À la question posée, donc, voici la réponse que donne Bacon :

« Je suppose que les orbes sont contigus les uns aux autres et qu’ils difièrent les uns des autres à la fois de différence numérique et de différence spécifique.

» Cela posé, j’observe qu’il y a deux sortes de lieux.

» Il y a le lieu autour duquel un corps est disposé (locus circa quem). Chaque orbe, tout comme l’ensemble des sphères ont, de la sorte, le centre pour lieu, car tout corps circulaire a un lieu autour duquel il est disposé.
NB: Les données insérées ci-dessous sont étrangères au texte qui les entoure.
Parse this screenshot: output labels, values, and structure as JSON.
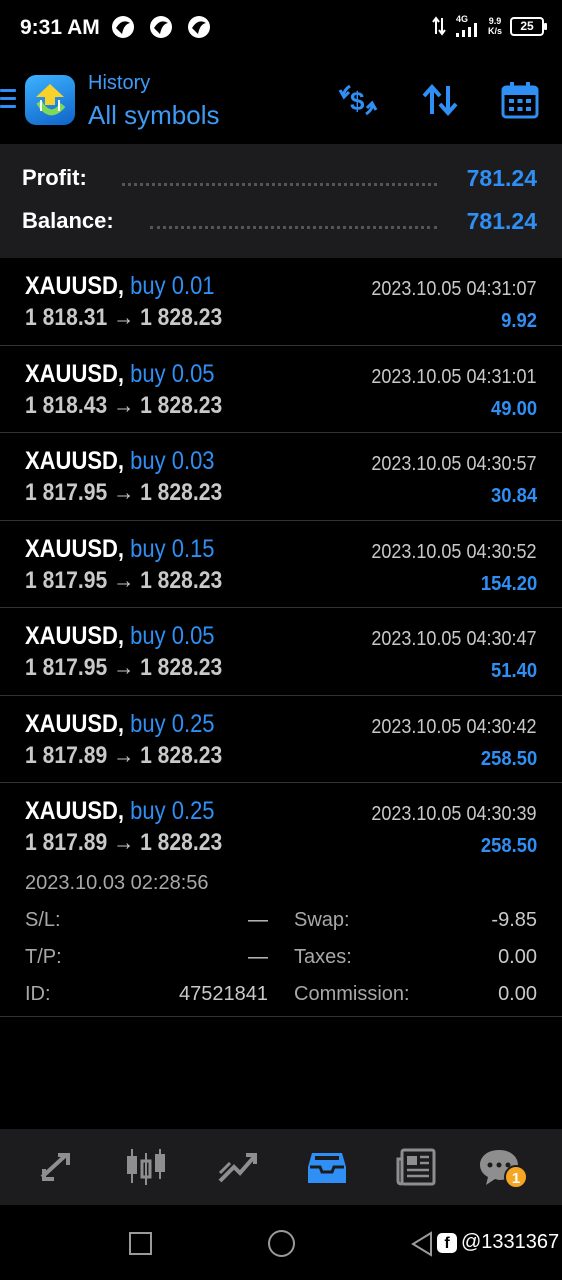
{
  "status_bar": {
    "time": "9:31 AM",
    "network_type": "4G",
    "net_speed_value": "9.9",
    "net_speed_unit": "K/s",
    "battery": "25"
  },
  "header": {
    "subtitle": "History",
    "title": "All symbols",
    "icons": [
      "menu-icon",
      "metatrader-logo",
      "currency-filter-icon",
      "sort-icon",
      "calendar-icon"
    ]
  },
  "summary": {
    "profit_label": "Profit:",
    "profit_value": "781.24",
    "balance_label": "Balance:",
    "balance_value": "781.24"
  },
  "deals": [
    {
      "symbol": "XAUUSD,",
      "side": "buy 0.01",
      "open_price": "1 818.31",
      "close_price": "1 828.23",
      "time": "2023.10.05 04:31:07",
      "profit": "9.92"
    },
    {
      "symbol": "XAUUSD,",
      "side": "buy 0.05",
      "open_price": "1 818.43",
      "close_price": "1 828.23",
      "time": "2023.10.05 04:31:01",
      "profit": "49.00"
    },
    {
      "symbol": "XAUUSD,",
      "side": "buy 0.03",
      "open_price": "1 817.95",
      "close_price": "1 828.23",
      "time": "2023.10.05 04:30:57",
      "profit": "30.84"
    },
    {
      "symbol": "XAUUSD,",
      "side": "buy 0.15",
      "open_price": "1 817.95",
      "close_price": "1 828.23",
      "time": "2023.10.05 04:30:52",
      "profit": "154.20"
    },
    {
      "symbol": "XAUUSD,",
      "side": "buy 0.05",
      "open_price": "1 817.95",
      "close_price": "1 828.23",
      "time": "2023.10.05 04:30:47",
      "profit": "51.40"
    },
    {
      "symbol": "XAUUSD,",
      "side": "buy 0.25",
      "open_price": "1 817.89",
      "close_price": "1 828.23",
      "time": "2023.10.05 04:30:42",
      "profit": "258.50"
    },
    {
      "symbol": "XAUUSD,",
      "side": "buy 0.25",
      "open_price": "1 817.89",
      "close_price": "1 828.23",
      "time": "2023.10.05 04:30:39",
      "profit": "258.50"
    }
  ],
  "arrow": "→",
  "expanded_deal": {
    "open_time": "2023.10.03 02:28:56",
    "sl_label": "S/L:",
    "sl_value": "—",
    "tp_label": "T/P:",
    "tp_value": "—",
    "id_label": "ID:",
    "id_value": "47521841",
    "swap_label": "Swap:",
    "swap_value": "-9.85",
    "taxes_label": "Taxes:",
    "taxes_value": "0.00",
    "commission_label": "Commission:",
    "commission_value": "0.00"
  },
  "bottom_nav": {
    "items": [
      "quotes-icon",
      "chart-icon",
      "trade-icon",
      "history-icon",
      "news-icon",
      "chat-icon"
    ],
    "chat_badge": "1",
    "active_color": "#2f8ff4",
    "inactive_color": "#8e8e8e"
  },
  "watermark": "@1331367",
  "colors": {
    "accent": "#2f8ff4",
    "background": "#000000",
    "panel": "#1c1c1e"
  }
}
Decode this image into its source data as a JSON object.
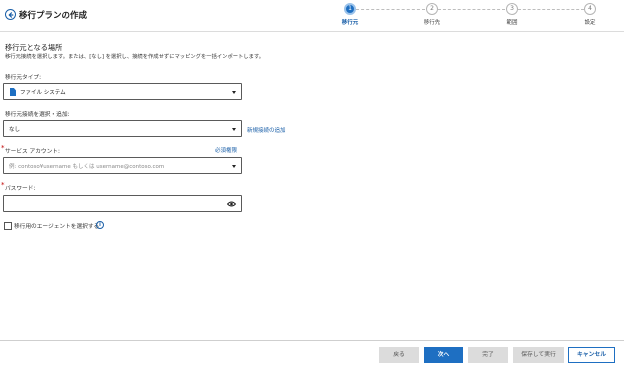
{
  "header": {
    "title": "移行プランの作成",
    "steps": [
      {
        "number": "1",
        "label": "移行元",
        "active": true
      },
      {
        "number": "2",
        "label": "移行先",
        "active": false
      },
      {
        "number": "3",
        "label": "範囲",
        "active": false
      },
      {
        "number": "4",
        "label": "設定",
        "active": false
      }
    ]
  },
  "main": {
    "section_title": "移行元となる場所",
    "section_description": "移行元接続を選択します。または、[なし] を選択し、接続を作成せずにマッピングを一括インポートします。",
    "source_type": {
      "label": "移行元タイプ:",
      "value": "ファイル システム",
      "icon": "file-icon"
    },
    "source_connection": {
      "label": "移行元接続を選択・追加:",
      "value": "なし",
      "new_link": "新規接続の追加"
    },
    "service_account": {
      "required_mark": "*",
      "label": "サービス アカウント:",
      "permission_link": "必須権限",
      "placeholder": "例: contoso¥username もしくは username@contoso.com"
    },
    "password": {
      "required_mark": "*",
      "label": "パスワード:",
      "value": "",
      "icon": "eye-icon"
    },
    "agent_checkbox": {
      "label": "移行用のエージェントを選択する",
      "checked": false,
      "icon": "info-icon",
      "info_glyph": "i"
    }
  },
  "footer": {
    "back": "戻る",
    "next": "次へ",
    "finish": "完了",
    "save_run": "保存して実行",
    "cancel": "キャンセル"
  }
}
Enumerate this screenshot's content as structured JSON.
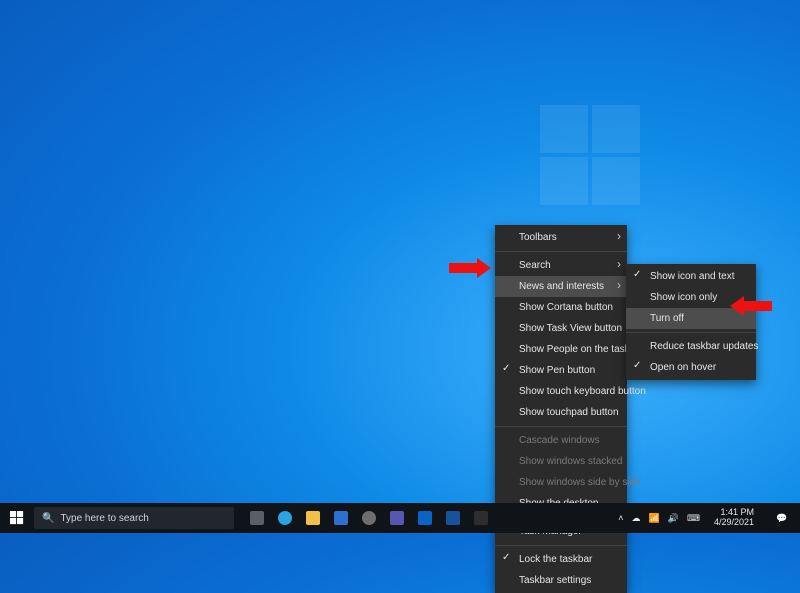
{
  "search": {
    "placeholder": "Type here to search"
  },
  "menu1": {
    "items": [
      {
        "label": "Toolbars",
        "sub": true
      },
      {
        "sep": true
      },
      {
        "label": "Search",
        "sub": true
      },
      {
        "label": "News and interests",
        "sub": true,
        "hl": true
      },
      {
        "label": "Show Cortana button"
      },
      {
        "label": "Show Task View button"
      },
      {
        "label": "Show People on the taskbar"
      },
      {
        "label": "Show Pen button",
        "chk": true
      },
      {
        "label": "Show touch keyboard button"
      },
      {
        "label": "Show touchpad button"
      },
      {
        "sep": true
      },
      {
        "label": "Cascade windows",
        "dis": true
      },
      {
        "label": "Show windows stacked",
        "dis": true
      },
      {
        "label": "Show windows side by side",
        "dis": true
      },
      {
        "label": "Show the desktop"
      },
      {
        "sep": true
      },
      {
        "label": "Task Manager"
      },
      {
        "sep": true
      },
      {
        "label": "Lock the taskbar",
        "chk": true
      },
      {
        "label": "Taskbar settings"
      }
    ]
  },
  "menu2": {
    "items": [
      {
        "label": "Show icon and text",
        "chk": true
      },
      {
        "label": "Show icon only"
      },
      {
        "label": "Turn off",
        "hl": true
      },
      {
        "sep": true
      },
      {
        "label": "Reduce taskbar updates"
      },
      {
        "label": "Open on hover",
        "chk": true
      }
    ]
  },
  "clock": {
    "time": "1:41 PM",
    "date": "4/29/2021"
  },
  "taskbar_icons": [
    "task-view",
    "edge",
    "explorer",
    "store",
    "settings",
    "teams",
    "mail",
    "word",
    "terminal"
  ]
}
» Il y a le lieu dans lequel un corps est contenu (locus in quo),

» Il peut alors être question d’un lieu dont on dit qu’il loge, qu’il contient, qu’il perfectionne, qu’il conserve, qu’il borne. Les orbes célestes n’ont pas de lieu de cette sorte, tandis que tel est le lieu naturel des corps inférieurs.
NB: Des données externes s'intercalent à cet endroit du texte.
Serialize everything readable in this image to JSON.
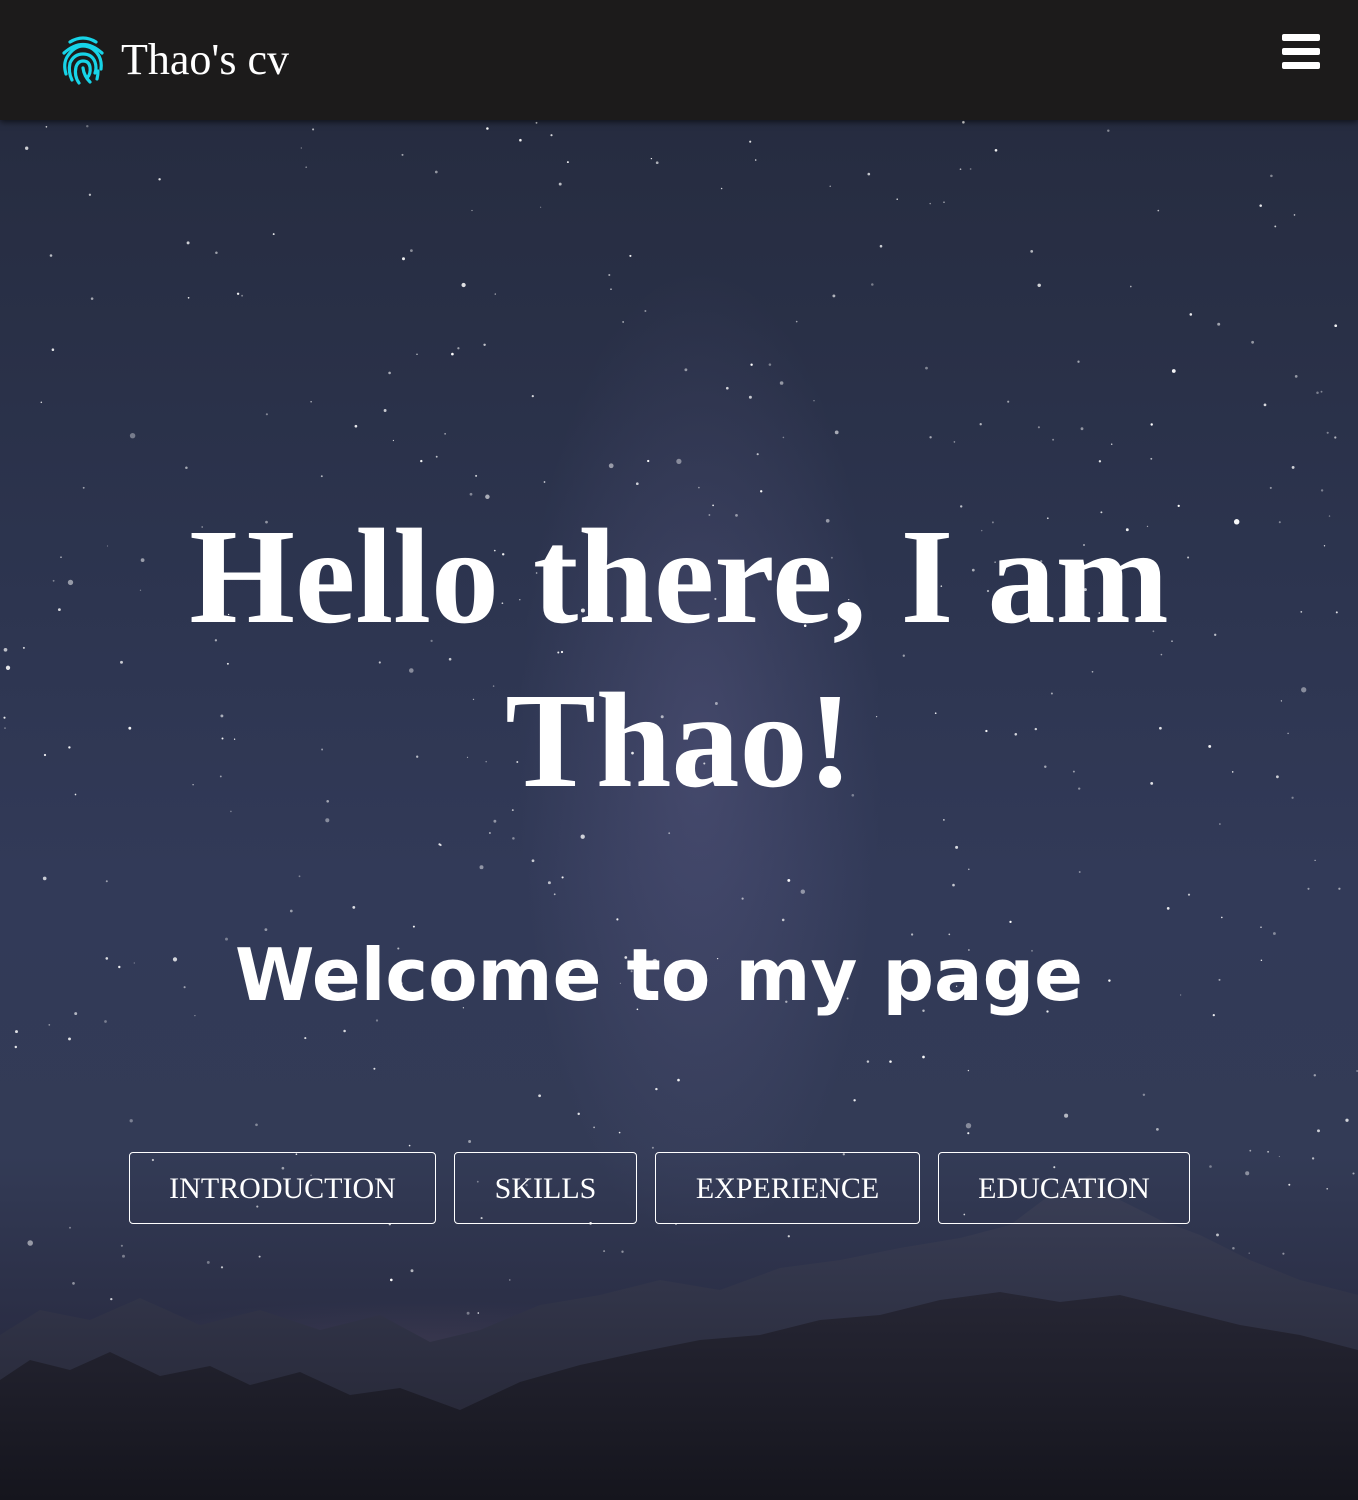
{
  "navbar": {
    "brand_icon": "fingerprint-icon",
    "brand_icon_color": "#17d4e8",
    "brand_name": "Thao's cv",
    "menu_icon": "hamburger-menu-icon"
  },
  "hero": {
    "heading": "Hello there, I am Thao!",
    "subheading": "Welcome to my page",
    "background": "starry night sky over mountains"
  },
  "sections": {
    "introduction": "INTRODUCTION",
    "skills": "SKILLS",
    "experience": "EXPERIENCE",
    "education": "EDUCATION"
  },
  "colors": {
    "navbar_bg": "#1c1b1b",
    "accent": "#17d4e8",
    "text": "#ffffff"
  }
}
» Il peut aussi être question d’un lieu qui contienne seulement. Dans ce sens, chaque orbe inférieur a un lieu, car les orbes se contiennent les uns les autres ; mais, toutefois, comme ils n’en ont pas besoin, on dit que c’est seulement par accident qu’ils ont un tel lieu.

» Les orbes célestes ont donc le moins possible de la nature logée : sans le secours d’aucun lieu, en effet, ils sont parfaits en eux-mêmes, ils sont terminés et voient leur conservation assurée. »

En bien des points, l’opinion d’Albert le Grand sera voisine de celle de Roger Bacon ; mais, en général, elle s’exprimera avec moins de netteté.


III
ALBERT LE GRAND


Au sujet de la nature du mouvement et du lieu, Albert le Grand n’a rien dit de vraiment original[1] ; il s’est borné à commenter Aristote et Averroès.

Averroès n’a point donné de commentaire sur le traité Du mou-

  1. Sous ce titre : Liber de natura loci ex longitudine et latitudine ejusdem proveniente, Albert le Grand a composé un opuscule où l’on ne trouve rien sur la théorie générale du lieu et du mouvement, mais seulement d’intéressants développements sur la théorie du lieu naturel.